By Jeff Roper/The Mississippi Press
SAUCIER — This week’s Mississippi Gulf Resort Classic has made quite a name for itself without one tee shot being struck.
The event, one of three new tournaments on the Champions Tour this season, has drawn a strong field at the Tom Fazio-designed Fallen Oak in Saucier.
The 54-hole tournament begins Friday and ends Sunday.
Pro stars Hale Irwin, Nick Price, Paul Azinger, Bernhard Langer, Jerry Pate, Fred Funk, Ben Crenshaw, Tom Kite, Peter Jacobsen, Hal Sutton, Bob Tway, Craig Stadler and Mark O’Meara are among those in the field who will challenge the 7,000-yard-plus Fallen Oak layout, which has received many honors since it opened in November 2006.
“We’re very blessed with this field (of players),” tournament director Steve Nieman said. “We have one of the strongest non-major fields on the Champions Tour this year, and that’s Tour officials saying that.
“People will find that the Champions Tour is a younger tour than it was even five years ago. Many of the golfers out here right now are ones they will readily recognize and have enjoyed watching.”
While most tournaments have one title sponsor and perhaps a presenting sponsor, numerous businesses joined forces to help give birth to the Classic. And in a show of further support, Nieman said more than 1,000 people have signed up as volunteers to help run the event.
“Everything is in place now,” Nieman said. “(This) week, we’ve got to prove it. And I can tell you this, I believe we will. … This community and its people have rallied around this tournament. This event is the culmination of telling the story of this community and the Gulf Coast and all that we have to offer here.”
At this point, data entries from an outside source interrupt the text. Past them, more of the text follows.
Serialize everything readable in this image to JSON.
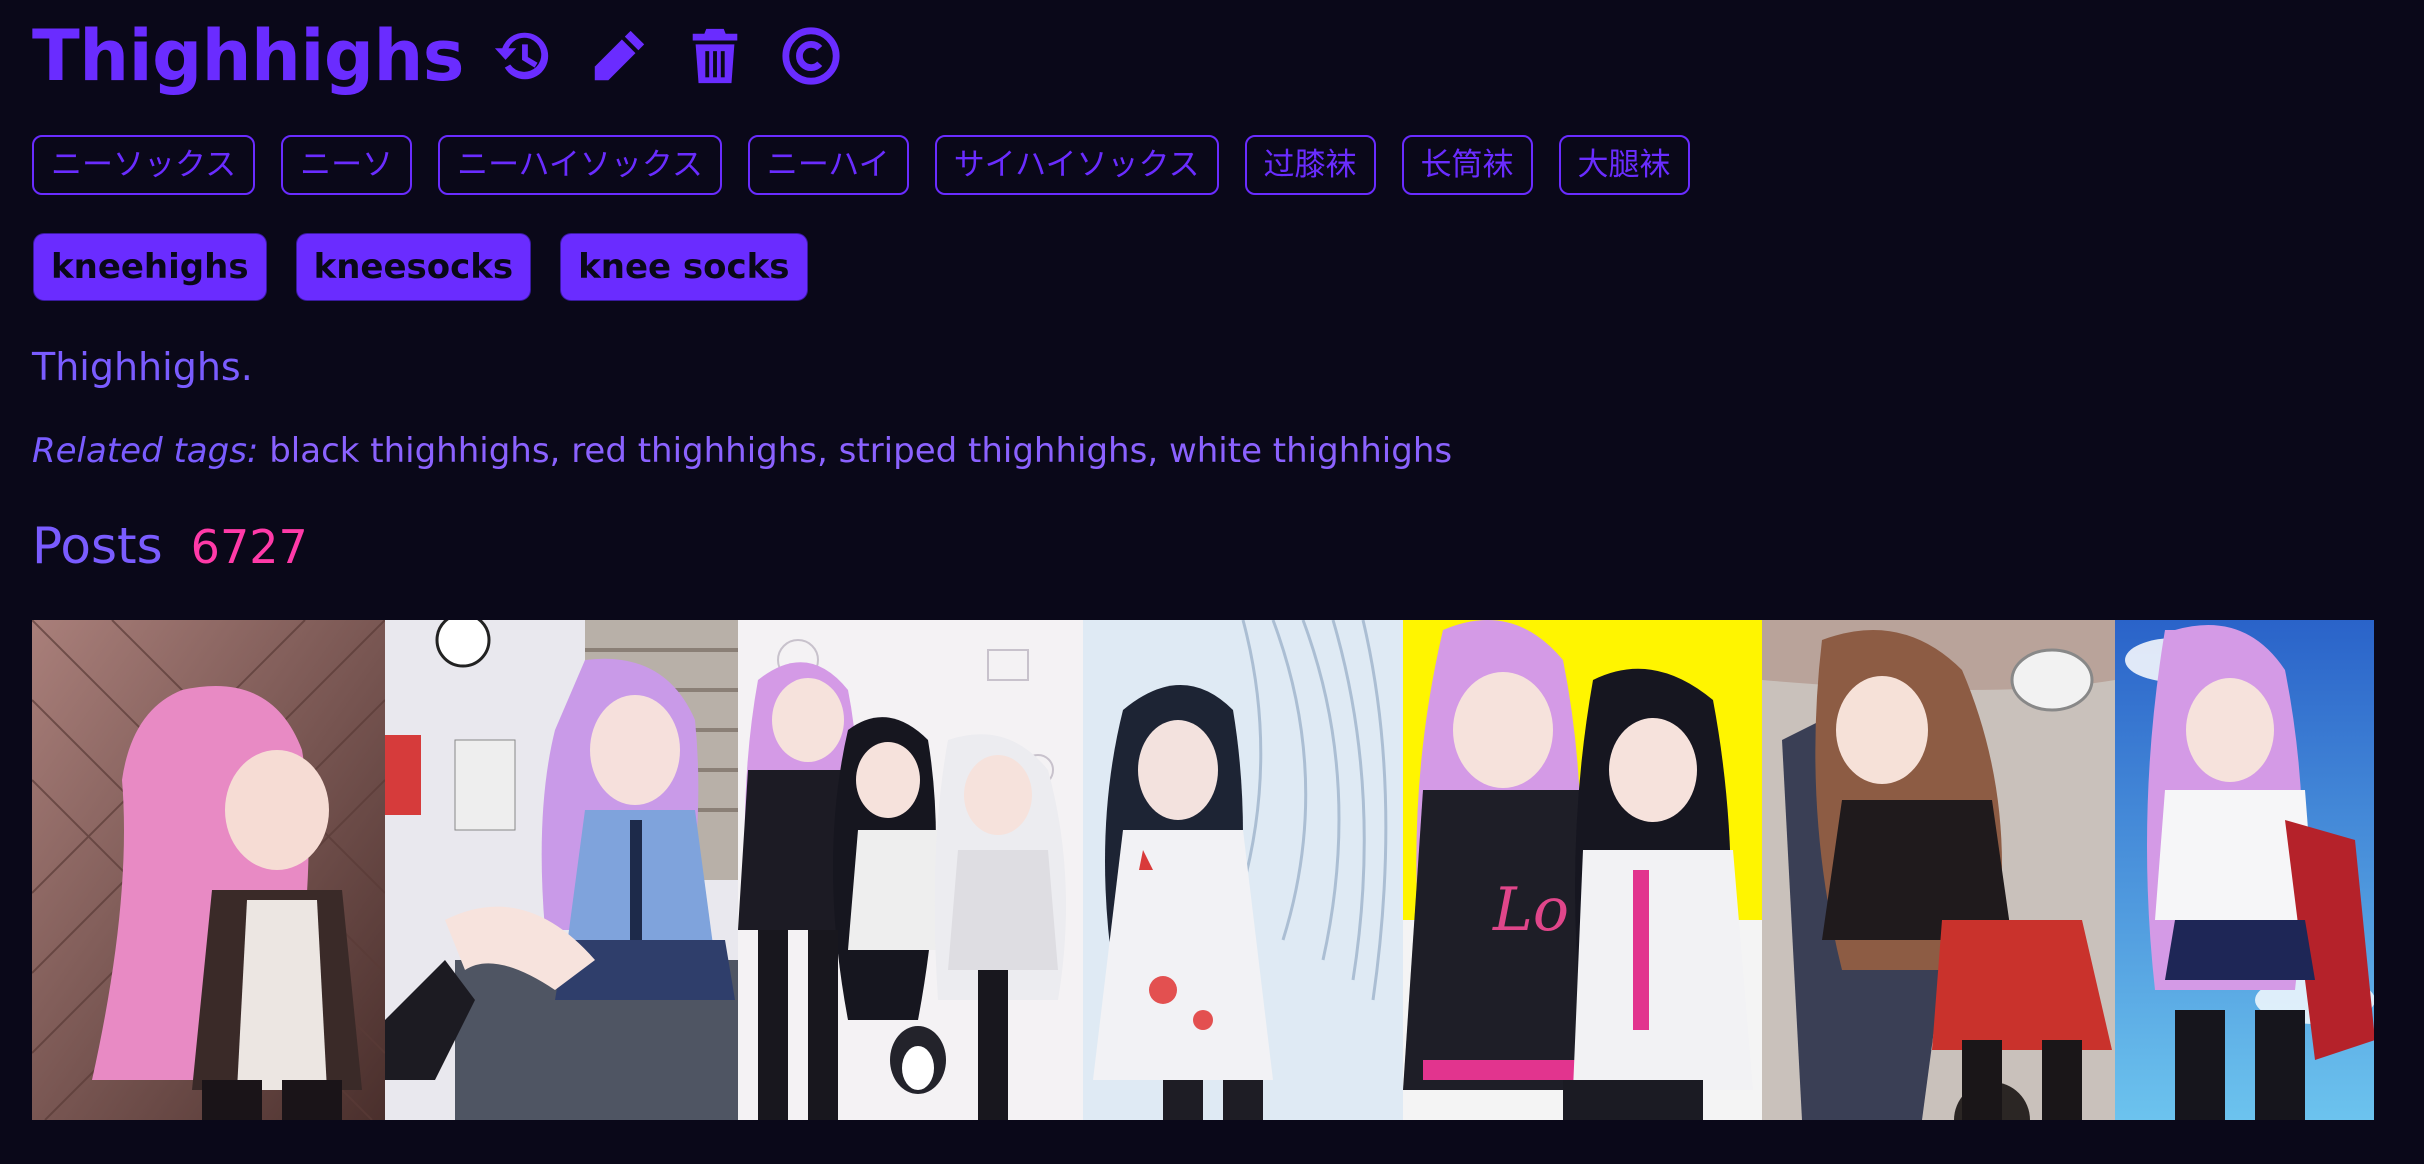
{
  "tag": {
    "title": "Thighhighs",
    "description": "Thighhighs.",
    "other_names": [
      "ニーソックス",
      "ニーソ",
      "ニーハイソックス",
      "ニーハイ",
      "サイハイソックス",
      "过膝袜",
      "长筒袜",
      "大腿袜"
    ],
    "aliases": [
      "kneehighs",
      "kneesocks",
      "knee socks"
    ]
  },
  "icons": {
    "history": "history-icon",
    "edit": "pencil-icon",
    "delete": "trash-icon",
    "copyright": "copyright-icon"
  },
  "related": {
    "label": "Related tags:",
    "tags": [
      "black thighhighs,",
      "red thighhighs,",
      "striped thighhighs,",
      "white thighhighs"
    ]
  },
  "posts": {
    "heading": "Posts",
    "count": "6727"
  },
  "thumbnails": [
    {
      "subject": "pink-haired girl at chain-link fence"
    },
    {
      "subject": "pink-haired girl sitting on desk in office"
    },
    {
      "subject": "three girls with hoodies on sketch background"
    },
    {
      "subject": "black-haired girl in white hoodie"
    },
    {
      "subject": "two girls in hoodies on yellow background"
    },
    {
      "subject": "brown-haired girl lying down"
    },
    {
      "subject": "pink-haired girl in gym uniform with sky"
    }
  ],
  "colors": {
    "background": "#0a0819",
    "accent": "#6a2cff",
    "text": "#7a5cff",
    "count": "#ff3aa8"
  }
}
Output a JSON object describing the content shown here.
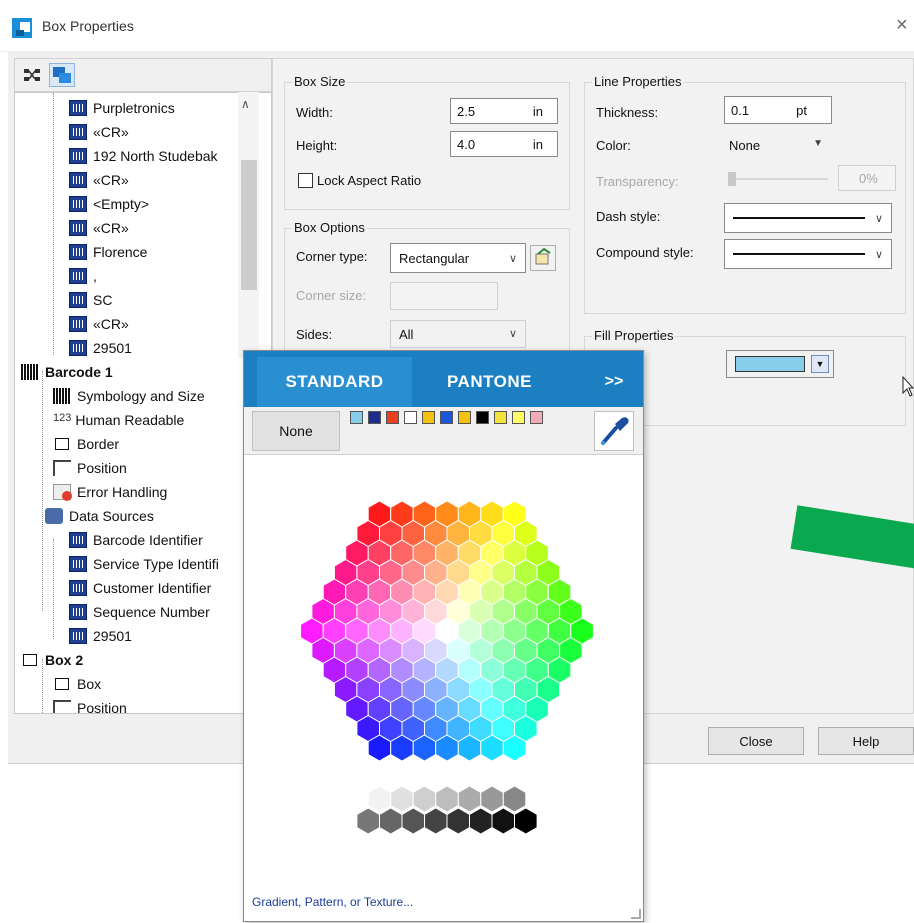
{
  "window": {
    "title": "Box Properties",
    "close_glyph": "×"
  },
  "tree": {
    "toolbar_icons": [
      "tree-view-icon",
      "layers-icon"
    ],
    "items": [
      {
        "label": "Purpletronics",
        "icon": "field-icon"
      },
      {
        "label": "«CR»",
        "icon": "field-icon"
      },
      {
        "label": "192 North Studebak",
        "icon": "field-icon"
      },
      {
        "label": "«CR»",
        "icon": "field-icon"
      },
      {
        "label": "<Empty>",
        "icon": "field-icon"
      },
      {
        "label": "«CR»",
        "icon": "field-icon"
      },
      {
        "label": "Florence",
        "icon": "field-icon"
      },
      {
        "label": ",",
        "icon": "field-icon"
      },
      {
        "label": "SC",
        "icon": "field-icon"
      },
      {
        "label": "«CR»",
        "icon": "field-icon"
      },
      {
        "label": "29501",
        "icon": "field-icon"
      },
      {
        "label": "Barcode 1",
        "icon": "barcode-icon"
      },
      {
        "label": "Symbology and Size",
        "icon": "barcode-icon"
      },
      {
        "label": "Human Readable",
        "icon": "number-icon",
        "icon_text": "123"
      },
      {
        "label": "Border",
        "icon": "border-icon"
      },
      {
        "label": "Position",
        "icon": "position-icon"
      },
      {
        "label": "Error Handling",
        "icon": "error-icon"
      },
      {
        "label": "Data Sources",
        "icon": "data-sources-icon"
      },
      {
        "label": "Barcode Identifier",
        "icon": "field-icon"
      },
      {
        "label": "Service Type Identifi",
        "icon": "field-icon"
      },
      {
        "label": "Customer Identifier",
        "icon": "field-icon"
      },
      {
        "label": "Sequence Number",
        "icon": "field-icon"
      },
      {
        "label": "29501",
        "icon": "field-icon"
      },
      {
        "label": "Box 2",
        "icon": "box-icon"
      },
      {
        "label": "Box",
        "icon": "box-icon"
      },
      {
        "label": "Position",
        "icon": "position-icon"
      }
    ]
  },
  "box_size": {
    "title": "Box Size",
    "width_label": "Width:",
    "width_value": "2.5",
    "width_unit": "in",
    "height_label": "Height:",
    "height_value": "4.0",
    "height_unit": "in",
    "lock_label": "Lock Aspect Ratio",
    "lock_checked": false
  },
  "box_options": {
    "title": "Box Options",
    "corner_type_label": "Corner type:",
    "corner_type_value": "Rectangular",
    "corner_size_label": "Corner size:",
    "corner_size_value": "",
    "sides_label": "Sides:",
    "sides_value": "All"
  },
  "line_properties": {
    "title": "Line Properties",
    "thickness_label": "Thickness:",
    "thickness_value": "0.1",
    "thickness_unit": "pt",
    "color_label": "Color:",
    "color_value": "None",
    "transparency_label": "Transparency:",
    "transparency_value": "0%",
    "dash_label": "Dash style:",
    "compound_label": "Compound style:"
  },
  "fill_properties": {
    "title": "Fill Properties",
    "color": "#87ceeb"
  },
  "footer": {
    "close_label": "Close",
    "help_label": "Help"
  },
  "color_popup": {
    "tab_standard": "STANDARD",
    "tab_pantone": "PANTONE",
    "tab_more": ">>",
    "none_label": "None",
    "recent_colors": [
      "#87ceeb",
      "#1f2c8f",
      "#e8401c",
      "#ffffff",
      "#f4c20d",
      "#1a56d8",
      "#f4c20d",
      "#000000",
      "#f4e23d",
      "#ffff66",
      "#f4aab8"
    ],
    "gradient_link": "Gradient, Pattern, or Texture..."
  },
  "accent": {
    "tab_bar": "#1b7fc1",
    "annotation_arrow": "#0aa84f"
  }
}
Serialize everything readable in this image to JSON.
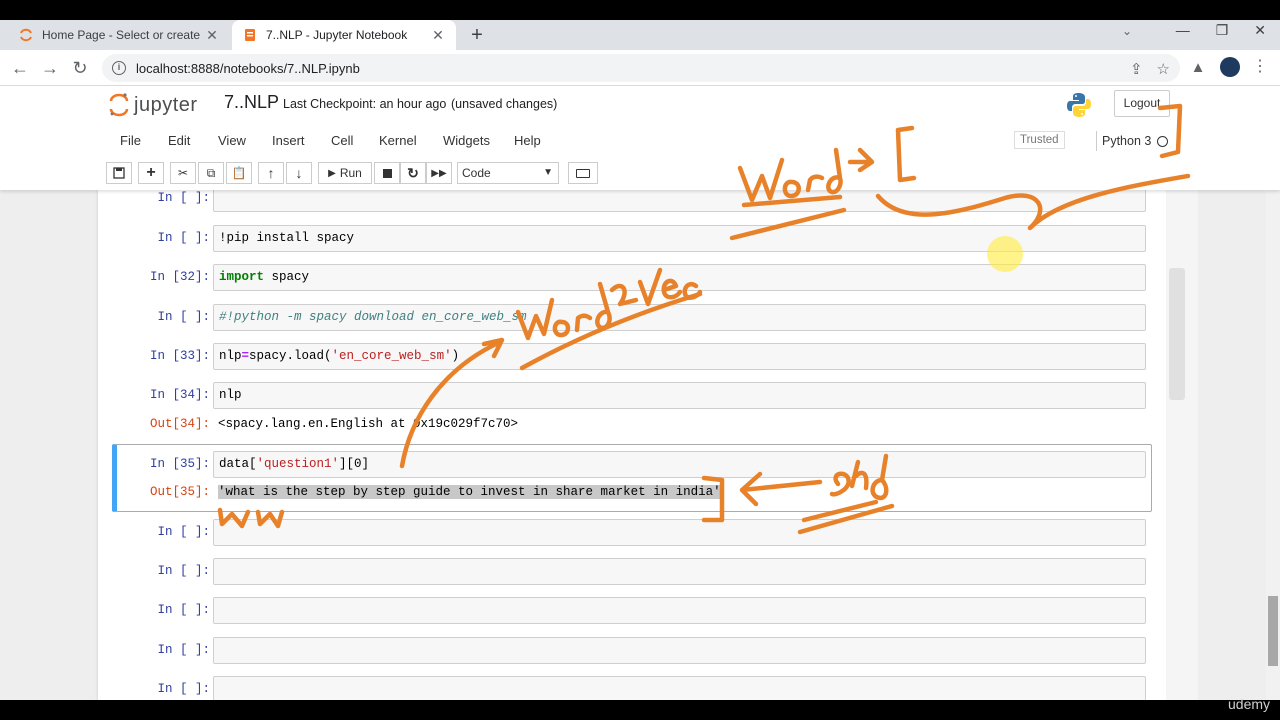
{
  "browser": {
    "tabs": [
      {
        "title": "Home Page - Select or create a n",
        "active": false
      },
      {
        "title": "7..NLP - Jupyter Notebook",
        "active": true
      }
    ],
    "url": "localhost:8888/notebooks/7..NLP.ipynb"
  },
  "jupyter": {
    "logo_text": "jupyter",
    "notebook_name": "7..NLP",
    "checkpoint": "Last Checkpoint: an hour ago",
    "save_status": "(unsaved changes)",
    "logout_label": "Logout",
    "menus": [
      "File",
      "Edit",
      "View",
      "Insert",
      "Cell",
      "Kernel",
      "Widgets",
      "Help"
    ],
    "trusted_label": "Trusted",
    "kernel_name": "Python 3",
    "run_label": "Run",
    "cell_type": "Code"
  },
  "cells": [
    {
      "prompt": "In [ ]:",
      "code": ""
    },
    {
      "prompt": "In [ ]:",
      "code": "!pip install spacy"
    },
    {
      "prompt": "In [32]:",
      "code": "import spacy"
    },
    {
      "prompt": "In [ ]:",
      "code": "#!python -m spacy download en_core_web_sm"
    },
    {
      "prompt": "In [33]:",
      "code": "nlp=spacy.load('en_core_web_sm')"
    },
    {
      "prompt": "In [34]:",
      "code": "nlp",
      "out_prompt": "Out[34]:",
      "output": "<spacy.lang.en.English at 0x19c029f7c70>"
    },
    {
      "prompt": "In [35]:",
      "code": "data['question1'][0]",
      "out_prompt": "Out[35]:",
      "output": "'what is the step by step guide to invest in share market in india'",
      "selected": true
    },
    {
      "prompt": "In [ ]:",
      "code": ""
    },
    {
      "prompt": "In [ ]:",
      "code": ""
    },
    {
      "prompt": "In [ ]:",
      "code": ""
    },
    {
      "prompt": "In [ ]:",
      "code": ""
    },
    {
      "prompt": "In [ ]:",
      "code": ""
    }
  ],
  "annotations": {
    "ink_color": "#e8822a",
    "notes": [
      "Word → [",
      "Word2Vec"
    ]
  },
  "watermark": "udemy",
  "colors": {
    "selected_cell_bar": "#42a5f5",
    "in_prompt": "#303f9f",
    "out_prompt": "#d84315"
  }
}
It’s also being staged to show how the area has bounced back since the devastation of Hurricane Katrina nearly five years ago.
Nieman said Fallen Oak can be favorably compared to any course on the Champions Tour.
“I think it’s going to be a great test of golf,” he said. “There are no two par-3s similar in any respect and there’s a great balance to the course design.
“No two holes are alike. And the finishing holes — I’d say 16, 17 and 18 — are challenging. Number 18 is a great finishing hole and there’s going to be some drama there. You don’t want to have just a one-shot lead heading into those final three holes.”